なかでも映画『ストーカー』は、ほとんど「みずびたし」の映画だった。


■ロシアの片田舎に巨大な隕石が落下したという政府発表があり、その周囲は危険な放射能が満ちているために周辺地域住民は強制退去させられ「ゾーン」と呼ばれる立ち入り禁止区域となった。

しかし、その「ゾーン」内には人間の一番切実な望みをかなえる「部屋」があるという噂があり、そこへ行きたいと願う作家と教授の2人を秘密裏に案内するのが、主人公の「ストーカー」の役目だった。

映画では「ゾーン」の外はモノクロ、ゾーン内に入るとカラーになるという仕掛けがあった。ゾーン内には「目に見えない」危険な区域がいっぱいあって、案内人のストーカーは「それ」を巧妙に回避しながらゴールの「部屋」へと向かう。

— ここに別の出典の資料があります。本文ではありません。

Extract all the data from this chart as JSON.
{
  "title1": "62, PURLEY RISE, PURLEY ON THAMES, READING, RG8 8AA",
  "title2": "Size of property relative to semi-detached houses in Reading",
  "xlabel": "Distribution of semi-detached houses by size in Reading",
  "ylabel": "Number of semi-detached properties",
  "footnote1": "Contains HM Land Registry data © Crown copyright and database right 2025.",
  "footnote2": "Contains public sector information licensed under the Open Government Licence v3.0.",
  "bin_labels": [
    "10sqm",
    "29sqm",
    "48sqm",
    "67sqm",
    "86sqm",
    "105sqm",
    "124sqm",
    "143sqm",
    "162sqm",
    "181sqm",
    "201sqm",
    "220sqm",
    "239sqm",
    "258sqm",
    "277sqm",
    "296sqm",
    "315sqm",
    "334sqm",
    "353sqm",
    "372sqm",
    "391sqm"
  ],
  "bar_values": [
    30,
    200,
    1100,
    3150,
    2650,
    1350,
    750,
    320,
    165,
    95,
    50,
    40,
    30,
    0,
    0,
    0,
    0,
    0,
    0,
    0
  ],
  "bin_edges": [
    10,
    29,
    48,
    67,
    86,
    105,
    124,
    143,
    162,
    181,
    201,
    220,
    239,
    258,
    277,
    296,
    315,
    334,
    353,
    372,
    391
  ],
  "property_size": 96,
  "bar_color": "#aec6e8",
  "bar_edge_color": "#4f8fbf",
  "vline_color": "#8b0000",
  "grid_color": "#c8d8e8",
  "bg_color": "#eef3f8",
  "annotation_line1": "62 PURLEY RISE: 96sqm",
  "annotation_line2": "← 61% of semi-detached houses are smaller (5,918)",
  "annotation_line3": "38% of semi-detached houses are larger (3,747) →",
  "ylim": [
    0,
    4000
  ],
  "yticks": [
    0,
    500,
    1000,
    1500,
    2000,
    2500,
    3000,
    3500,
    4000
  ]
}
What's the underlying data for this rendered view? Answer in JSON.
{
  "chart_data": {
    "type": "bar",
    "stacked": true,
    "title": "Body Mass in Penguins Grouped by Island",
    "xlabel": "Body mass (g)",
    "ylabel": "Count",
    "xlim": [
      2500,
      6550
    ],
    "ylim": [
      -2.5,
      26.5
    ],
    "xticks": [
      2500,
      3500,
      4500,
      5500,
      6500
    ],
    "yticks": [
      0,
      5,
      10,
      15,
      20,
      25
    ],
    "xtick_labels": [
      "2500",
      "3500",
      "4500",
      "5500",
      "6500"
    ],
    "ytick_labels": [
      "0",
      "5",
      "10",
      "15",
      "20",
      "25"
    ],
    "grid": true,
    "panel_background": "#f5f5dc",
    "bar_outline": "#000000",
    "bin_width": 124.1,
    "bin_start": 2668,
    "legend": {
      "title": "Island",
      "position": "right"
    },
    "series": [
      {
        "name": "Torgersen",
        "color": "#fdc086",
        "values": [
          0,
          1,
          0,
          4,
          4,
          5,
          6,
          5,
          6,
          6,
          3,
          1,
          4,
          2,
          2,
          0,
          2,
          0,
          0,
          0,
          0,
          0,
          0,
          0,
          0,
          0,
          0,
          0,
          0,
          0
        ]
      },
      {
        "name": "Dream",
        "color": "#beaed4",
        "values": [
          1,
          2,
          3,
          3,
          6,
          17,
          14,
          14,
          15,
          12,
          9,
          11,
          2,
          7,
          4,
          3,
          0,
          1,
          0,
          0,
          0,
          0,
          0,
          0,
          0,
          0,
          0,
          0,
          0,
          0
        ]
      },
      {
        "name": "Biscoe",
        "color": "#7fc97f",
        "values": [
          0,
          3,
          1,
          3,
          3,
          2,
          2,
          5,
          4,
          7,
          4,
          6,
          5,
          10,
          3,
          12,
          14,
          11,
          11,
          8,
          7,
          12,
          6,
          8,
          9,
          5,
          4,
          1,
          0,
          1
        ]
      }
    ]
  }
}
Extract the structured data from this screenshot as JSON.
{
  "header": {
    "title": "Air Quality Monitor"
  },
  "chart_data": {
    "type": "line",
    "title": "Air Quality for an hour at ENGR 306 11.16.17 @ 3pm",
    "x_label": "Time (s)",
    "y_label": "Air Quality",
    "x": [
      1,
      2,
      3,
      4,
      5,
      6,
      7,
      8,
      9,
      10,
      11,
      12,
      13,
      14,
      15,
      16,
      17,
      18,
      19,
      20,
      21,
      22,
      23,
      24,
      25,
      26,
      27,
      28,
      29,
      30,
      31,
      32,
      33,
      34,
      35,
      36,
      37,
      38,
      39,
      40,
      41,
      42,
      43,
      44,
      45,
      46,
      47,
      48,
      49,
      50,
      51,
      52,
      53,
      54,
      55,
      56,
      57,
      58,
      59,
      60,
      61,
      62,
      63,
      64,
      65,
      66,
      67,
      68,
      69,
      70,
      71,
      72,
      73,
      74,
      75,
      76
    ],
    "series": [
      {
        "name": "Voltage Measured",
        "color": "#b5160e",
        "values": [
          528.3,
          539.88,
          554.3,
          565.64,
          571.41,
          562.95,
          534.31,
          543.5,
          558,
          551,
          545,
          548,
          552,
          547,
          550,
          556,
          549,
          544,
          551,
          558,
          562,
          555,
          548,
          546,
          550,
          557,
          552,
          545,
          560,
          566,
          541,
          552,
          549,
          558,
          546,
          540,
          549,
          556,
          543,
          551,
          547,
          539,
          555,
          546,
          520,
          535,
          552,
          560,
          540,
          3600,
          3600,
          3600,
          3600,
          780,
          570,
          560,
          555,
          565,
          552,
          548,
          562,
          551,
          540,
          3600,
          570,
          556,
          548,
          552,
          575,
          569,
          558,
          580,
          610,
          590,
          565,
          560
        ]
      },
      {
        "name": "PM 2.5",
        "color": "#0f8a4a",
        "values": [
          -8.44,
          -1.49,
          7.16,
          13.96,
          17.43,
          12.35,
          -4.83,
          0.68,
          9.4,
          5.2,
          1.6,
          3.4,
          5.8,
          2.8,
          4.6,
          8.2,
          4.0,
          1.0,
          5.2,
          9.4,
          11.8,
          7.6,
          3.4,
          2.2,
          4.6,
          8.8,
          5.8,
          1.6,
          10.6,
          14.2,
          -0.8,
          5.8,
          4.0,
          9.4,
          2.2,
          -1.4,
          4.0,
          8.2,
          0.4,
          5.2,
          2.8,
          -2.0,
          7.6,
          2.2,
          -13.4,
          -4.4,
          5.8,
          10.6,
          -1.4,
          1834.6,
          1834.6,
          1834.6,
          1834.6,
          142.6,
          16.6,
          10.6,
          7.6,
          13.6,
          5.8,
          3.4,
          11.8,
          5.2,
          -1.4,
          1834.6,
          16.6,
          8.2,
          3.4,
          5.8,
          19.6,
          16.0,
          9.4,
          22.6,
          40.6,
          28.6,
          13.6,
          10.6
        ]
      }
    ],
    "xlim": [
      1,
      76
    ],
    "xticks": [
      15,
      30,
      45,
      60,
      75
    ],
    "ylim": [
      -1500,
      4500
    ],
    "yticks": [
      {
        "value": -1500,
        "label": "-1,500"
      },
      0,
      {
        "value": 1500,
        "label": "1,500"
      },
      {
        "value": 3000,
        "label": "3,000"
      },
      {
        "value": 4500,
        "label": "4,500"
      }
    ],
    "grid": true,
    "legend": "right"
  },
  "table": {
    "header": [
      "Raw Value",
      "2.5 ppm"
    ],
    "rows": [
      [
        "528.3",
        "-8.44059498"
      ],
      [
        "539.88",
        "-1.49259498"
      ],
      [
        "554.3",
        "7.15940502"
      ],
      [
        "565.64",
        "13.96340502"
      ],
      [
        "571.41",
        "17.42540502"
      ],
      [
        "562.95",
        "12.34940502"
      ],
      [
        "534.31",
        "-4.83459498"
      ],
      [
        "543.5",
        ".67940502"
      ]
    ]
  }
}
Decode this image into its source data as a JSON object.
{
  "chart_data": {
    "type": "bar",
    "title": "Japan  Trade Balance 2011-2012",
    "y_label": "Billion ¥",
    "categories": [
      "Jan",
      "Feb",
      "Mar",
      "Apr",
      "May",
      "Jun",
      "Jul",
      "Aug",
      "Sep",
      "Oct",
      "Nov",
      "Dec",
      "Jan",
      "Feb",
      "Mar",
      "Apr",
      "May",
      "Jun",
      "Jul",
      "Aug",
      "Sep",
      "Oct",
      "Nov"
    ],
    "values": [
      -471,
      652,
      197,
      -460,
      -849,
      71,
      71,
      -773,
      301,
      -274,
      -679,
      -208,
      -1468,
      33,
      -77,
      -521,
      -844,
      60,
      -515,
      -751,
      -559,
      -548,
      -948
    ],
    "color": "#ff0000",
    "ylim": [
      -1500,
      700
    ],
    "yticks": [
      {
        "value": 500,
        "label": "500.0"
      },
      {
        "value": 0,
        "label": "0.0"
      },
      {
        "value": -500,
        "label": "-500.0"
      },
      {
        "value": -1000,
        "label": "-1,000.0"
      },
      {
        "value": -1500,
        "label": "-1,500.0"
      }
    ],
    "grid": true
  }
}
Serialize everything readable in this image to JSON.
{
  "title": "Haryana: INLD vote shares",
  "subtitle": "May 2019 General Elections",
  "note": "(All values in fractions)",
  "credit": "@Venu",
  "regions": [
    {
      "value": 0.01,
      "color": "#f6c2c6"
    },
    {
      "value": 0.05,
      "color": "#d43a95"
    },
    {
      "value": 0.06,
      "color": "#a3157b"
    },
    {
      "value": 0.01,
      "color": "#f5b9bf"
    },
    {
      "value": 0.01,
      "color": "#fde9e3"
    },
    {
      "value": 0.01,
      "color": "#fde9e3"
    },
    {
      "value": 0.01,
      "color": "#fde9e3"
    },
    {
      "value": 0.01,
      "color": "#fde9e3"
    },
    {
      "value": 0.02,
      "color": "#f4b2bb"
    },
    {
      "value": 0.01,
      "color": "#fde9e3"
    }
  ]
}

あの「部屋」へと至る彼らの行程は、福島第一原発の原子炉がメルトダウンし、放水を浴びながら、地下に汚染された水が何万トンと貯まった原子炉建屋の状況とまったく同じだ。ほんと怖ろしいほどに。どちらも徹底的に「みずびたし」じゃないか。


■もしかすると、タルコフスキーには「今回の事態が」目に見えていたのではないのか?

ほんと、そう思いたくなるほど「リアル」な映像が「この映画」には充ち満ちている。